Saisissant un bout de câble qui pendait, Hélène grimpa péniblement sur le pont. Là, un effroyable spectacle de destruction se présenta à ses yeux: sur tout le pont, dans un étrange désordre, s'éparpillaient des débris de mâts, des tonneaux, des câbles rompus et une foule d'autres objets. A la vue de ce terrible chaos, une crainte indicible envahit le coeur de la jeune fille, mais elle la réprima bien vite et descendit courageusement dans la cabine. Là, elle retrouva les mêmes terribles traces de destruction: la partie supérieure de la poupe avec les fenêtres avait disparu. Les murs si élégants autrefois étaient complètement démolis. Sur le plancher nageaient dans l'eau des tables, des chaises, des coffres et toutes sortes de débris. Tout près de l'escalier, dans l'eau, elle aperçut, à sa grande joie, la malle de son père, où elle était sûre de trouver tout ce qui leur était indispensable à elle et à son père. La saisissant par la poignée, elle la traîna jusqu'à l'escalier, puis essaya de la monter sur le pont; mais tous ses efforts furent inutiles: l'eau qui avait pénétré dans la malle avait triplé son poids. Sans réfléchir plus longtemps, Hélène la plaça sur l'un des coffres qui nageaient dans la cabine et l'ouvrit avec la clef qu'elle avait sur elle. Tous les objets, quoique trempés, se trouvaient dans le même ordre où elle les avait placés. Hélène retira de l'intérieur tout ce qui était le plus nécessaire, exprima l'eau du linge et des vêtements, et les étala sur le pont pour les faire sécher.
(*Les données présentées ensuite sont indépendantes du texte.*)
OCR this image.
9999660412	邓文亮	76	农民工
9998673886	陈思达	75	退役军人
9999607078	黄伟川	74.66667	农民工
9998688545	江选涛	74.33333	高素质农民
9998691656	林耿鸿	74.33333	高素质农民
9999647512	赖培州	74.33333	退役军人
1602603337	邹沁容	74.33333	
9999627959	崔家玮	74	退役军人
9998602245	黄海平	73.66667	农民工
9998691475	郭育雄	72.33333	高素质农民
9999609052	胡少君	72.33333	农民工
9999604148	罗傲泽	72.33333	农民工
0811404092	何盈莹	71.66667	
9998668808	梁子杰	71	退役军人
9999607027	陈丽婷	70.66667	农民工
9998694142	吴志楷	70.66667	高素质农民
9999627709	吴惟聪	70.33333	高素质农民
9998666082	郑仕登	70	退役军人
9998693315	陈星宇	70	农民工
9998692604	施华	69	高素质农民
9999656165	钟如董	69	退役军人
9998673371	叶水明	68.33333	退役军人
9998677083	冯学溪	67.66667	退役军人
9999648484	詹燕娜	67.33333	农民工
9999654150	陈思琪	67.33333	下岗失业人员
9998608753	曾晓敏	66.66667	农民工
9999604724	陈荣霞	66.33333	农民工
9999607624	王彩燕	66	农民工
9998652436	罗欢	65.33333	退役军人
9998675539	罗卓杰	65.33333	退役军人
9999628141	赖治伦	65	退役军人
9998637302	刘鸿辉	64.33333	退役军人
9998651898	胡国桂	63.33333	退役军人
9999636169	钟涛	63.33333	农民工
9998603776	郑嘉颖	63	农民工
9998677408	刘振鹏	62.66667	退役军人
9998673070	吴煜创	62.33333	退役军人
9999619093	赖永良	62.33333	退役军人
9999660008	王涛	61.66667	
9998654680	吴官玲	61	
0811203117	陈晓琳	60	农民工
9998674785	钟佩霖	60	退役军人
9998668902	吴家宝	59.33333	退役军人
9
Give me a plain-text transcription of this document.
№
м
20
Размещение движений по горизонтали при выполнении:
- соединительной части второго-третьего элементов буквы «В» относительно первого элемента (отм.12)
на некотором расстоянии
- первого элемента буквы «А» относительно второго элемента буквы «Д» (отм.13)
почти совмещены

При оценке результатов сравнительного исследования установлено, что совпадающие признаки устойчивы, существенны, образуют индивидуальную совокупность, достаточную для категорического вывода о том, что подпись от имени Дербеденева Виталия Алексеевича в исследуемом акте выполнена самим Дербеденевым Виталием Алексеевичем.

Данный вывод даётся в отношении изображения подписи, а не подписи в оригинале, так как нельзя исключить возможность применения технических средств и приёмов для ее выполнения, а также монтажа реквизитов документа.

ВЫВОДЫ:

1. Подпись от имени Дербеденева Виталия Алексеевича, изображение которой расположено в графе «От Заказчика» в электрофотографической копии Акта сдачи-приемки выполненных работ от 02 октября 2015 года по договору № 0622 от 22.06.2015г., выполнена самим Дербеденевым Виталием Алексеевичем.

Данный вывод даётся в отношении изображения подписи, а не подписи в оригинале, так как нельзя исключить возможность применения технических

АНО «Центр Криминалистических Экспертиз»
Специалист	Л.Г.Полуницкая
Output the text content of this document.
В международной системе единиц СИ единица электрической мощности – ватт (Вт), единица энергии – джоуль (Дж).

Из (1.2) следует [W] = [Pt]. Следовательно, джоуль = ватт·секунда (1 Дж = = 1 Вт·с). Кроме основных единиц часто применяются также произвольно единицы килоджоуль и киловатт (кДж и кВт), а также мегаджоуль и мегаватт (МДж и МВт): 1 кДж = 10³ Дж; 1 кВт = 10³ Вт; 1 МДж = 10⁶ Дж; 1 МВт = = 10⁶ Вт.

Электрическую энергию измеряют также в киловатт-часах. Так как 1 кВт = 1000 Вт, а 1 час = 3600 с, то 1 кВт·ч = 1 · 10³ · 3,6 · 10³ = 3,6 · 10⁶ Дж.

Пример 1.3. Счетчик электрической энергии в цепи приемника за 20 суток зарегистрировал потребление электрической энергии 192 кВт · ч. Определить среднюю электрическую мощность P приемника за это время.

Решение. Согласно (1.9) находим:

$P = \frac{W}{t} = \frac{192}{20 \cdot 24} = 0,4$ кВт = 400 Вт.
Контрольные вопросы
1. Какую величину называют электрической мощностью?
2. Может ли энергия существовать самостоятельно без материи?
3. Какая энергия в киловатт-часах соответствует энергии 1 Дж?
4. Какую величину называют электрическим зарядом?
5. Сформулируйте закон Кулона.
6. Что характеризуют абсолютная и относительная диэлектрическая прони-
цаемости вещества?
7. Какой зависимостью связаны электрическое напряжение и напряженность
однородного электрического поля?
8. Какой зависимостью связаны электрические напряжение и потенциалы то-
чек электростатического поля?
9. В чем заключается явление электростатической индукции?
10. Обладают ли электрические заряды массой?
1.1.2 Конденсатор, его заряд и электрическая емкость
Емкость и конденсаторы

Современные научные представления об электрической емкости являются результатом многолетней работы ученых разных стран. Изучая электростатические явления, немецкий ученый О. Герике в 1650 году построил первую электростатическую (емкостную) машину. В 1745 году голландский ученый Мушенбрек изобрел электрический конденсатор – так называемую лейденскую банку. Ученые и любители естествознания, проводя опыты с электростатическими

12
Après avoir pris une partie du linge et deux couvertures de laine, elle jeta tout cela sur le banc de sable et descendit elle-même.
Malgré son lourd fardeau, Hélène se mit à courir joyeusement vers le rivage, contente d'avoir trouvé tant de choses utiles. Elle arriva auprès son père, et elle avait à peine eu le temps de déposer son paquet à terre, qu'il s'éveilla et se mit à l'appeler.
Hélène s'assit à côté de lui et, reprenant haleine, lui raconta le succès de sa visite dans le navire. La physionomie du vieux marin manifestait une vive inquiétude, mais il l'écouta en silence jusqu'au bout.
--Cher père, dis, pourquoi as-tu l'air si soucieux? Qu'y a-t-il de dangereux dans cette promenade?
--Mon enfant, répondit le vieillard, le malheur t'a rendue tout d'un coup adulte. Maintenant, tu es obligée de réfléchir toi-même avant de te résoudre à une action quelconque. Mais n'oublie pas, Hélène, qu'en exposant ta vie, tu risques aussi celle de ton père. C'est pourquoi, sois prudente et n'entreprends rien sans m'avoir prévenu; quoique je n'y voie pas, mon expérience peut t'être utile dans bien des cas. Je sais, Hélène, que tu suis volontiers mes conseils, mais je crains que, par amour pour moi, tu n'entreprennes des tâches au-dessus de tes forces. Tu es encore trop jeune, et tu n'es pas habituée à un travail pénible. Il se peut que nous soyons obligés de rester ici pendant très longtemps, et tu dois te munir de courage et d'énergie. Mais rappelle-toi une chose, c'est que ma vie dépend de la tienne, et ne l'expose pas inutilement.